Councillor Leanne Tuntland-Wiebe said it will be a free and family-friendly sport that will be available in the city. Councillor Ryan Switzer felt there will be many benefits to have a disc golf course in Swift Current.
“It ticks so many boxes,” he said. “It’s affordable, it’s going to be in a great location, it’s going to bring people to our community. There’s a lot of folks that are interested in disc golf and there’s some businesses on the south side in our community that will benefit from having this nearby.”
Council approves contract for major intersection upgrade:
The upgrading of several intersections in downtown Swift Current will continue this spring. Council approved the construction contract for the 1st Avenue NW and Chaplin Street rehabilitation project during the regular council meeting, March 8.
The contract was awarded to Knudsen Excavating Ltd. of Swift Current for a total amount of $156,417.96 (PST included, GST excluded).
Funds for this project was already allocated in the 2019 capital budget, but work could not continue for various reasons. The hosting of the Western Canada Summer Games in the city during 2019 caused scheduling conflicts. The project was therefore postponed to 2020, but the COVID-19 pandemic and economic uncertainties caused another delay.
Knudsen Excavating originally submitted the lowest bid of $148.047.02 for the project. The company had to update the pricing due to these delays, which required council approval of the contract. The adjusted bid is an annual increase of 2.8 per cent from the 2019 bid to account for the increased cost of labour and material.
City General Manager of Infrastructure and Operations Mitch Minken said this will be the third out of seven intersections to be upgraded. A downtown intersection analysis was conducted several years ago by an engineering consulting firm, which identified the need to upgrade the seven signalized intersections in the downtown core.
“It identified geometric inadequacies in the downtown intersections that do not accommodate turning movements of large vehicles, such as the Fire Department’s ladder truck,” he explained. “Along with the recommendations for lane improvements, the analysis identified that the traffic signals and controllers are out of date and have limited programmability. The existing traffic structures have been damaged in traffic collisions due to their locations, require frequent repairs due to aging electrical wiring and some of the bases are inadequately sized, posing safety issues for motorists and pedestrians.”
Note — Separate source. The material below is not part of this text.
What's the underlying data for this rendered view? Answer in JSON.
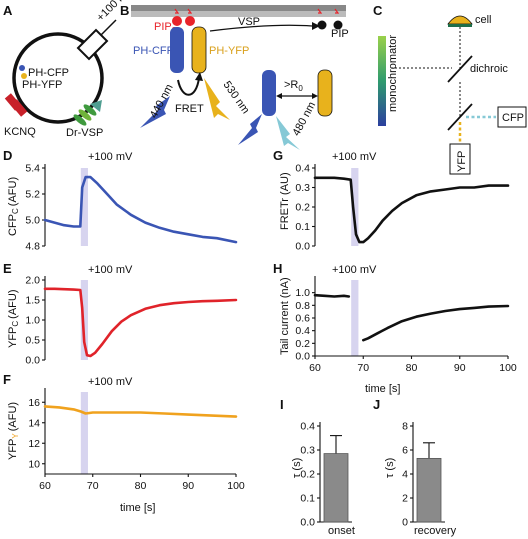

The upgrading of the traffic structures will create consistency and the intersection analysis also identified the need to replace deep underground utilities, which have reached the end of their serviceable life.
“It was determined that to reduce disruptions and make best use of resources, it would be most efficient to replace all aging infrastructure components concurrently when upgrading an intersection,” he said.
The project at the 1st Avenue NW and Chaplin Street intersection will therefore include the replacement and realignment of the existing water main. The existing sanitary line will be upgraded and replaced with a larger diameter pipe to increase capacity and extend its service life.
“This work is anticipated to take between six and eight weeks of construction, depending on conditions that are found when we open it up and weather,” he said. “We’re looking probably in the beginning part of May to begin this project.”
City Chief Administrative Officer Tim Marcus said after the meeting during an online media briefing that the City is working on a traffic accommodation plan to still provide access to businesses located around this busy intersection.
“We have to talk to the businesses that are going to be affected by the intersection closure first before we make the traffic plan public, but it is our intention to make sure that they’re all accommodated in some way, shape or form so that, although you have to avoid that intersection, you’ll still be able to get to those affected businesses fairly easily,” he mentioned.